The rationale was about assuming that such an expired timerqueue actually
reflected a timer that was handled locally already and so it could be safely
discarded. So we could spare some locking.
>
> 2. There seems to be a design tension where a CPU can have timers
> visible in the migration hierarchy while simultaneously running its
> own local softirq. Is the expectation that run_timer_base() always
> drains everything before tmigr_handle_remote() sees it, or should
> the remote path handle local-CPU timers as a fallback?

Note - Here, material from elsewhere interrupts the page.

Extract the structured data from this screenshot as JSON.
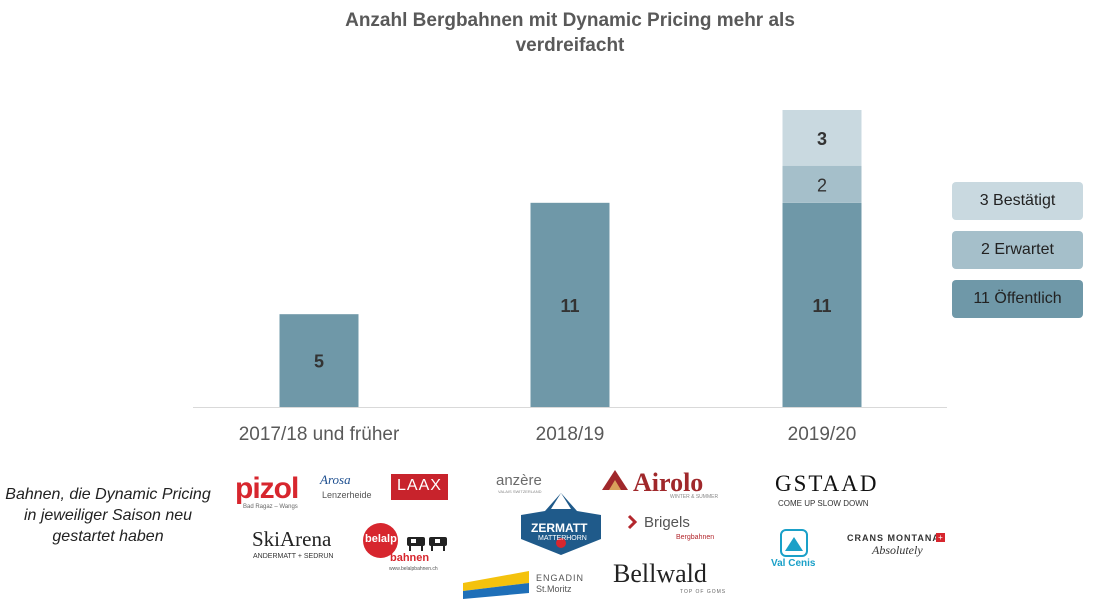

That's not easy to defer all global timers handling to remote expiration
because the current CPU may or may not be the migrator.
>
> kernel/time/timer_migration.c | 3 +--
> 1 file changed, 1 insertion(+), 2 deletions(-)
>
> diff --git a/kernel/time/timer_migration.c b/kernel/time/timer_migration.c
> index 1d0d3a4058d5..298c34c942ae 100644
> --- a/kernel/time/timer_migration.c
> +++ b/kernel/time/timer_migration.c
> @@ -978,8 +978,7 @@ static void tmigr_handle_remote_cpu(unsigned int cpu, u64 now,
> /* Drop the lock to allow the remote CPU to exit idle */
> raw_spin_unlock_irq(&tmc->lock);
>
> - if (cpu != smp_processor_id())
> - timer_expire_remote(cpu);
> + timer_expire_remote(cpu);
Reviewed-by: Frederic Weisbecker <frederic@xxxxxxxxxx>
Thanks!
>
> /*
> * Lock ordering needs to be preserved - timer_base locks before tmigr
>
> base-commit: e43ffb69e0438cddd72aaa30898b4dc446f664f8
> --
> 2.47.3
>
--
Frederic Weisbecker
SUSE Labs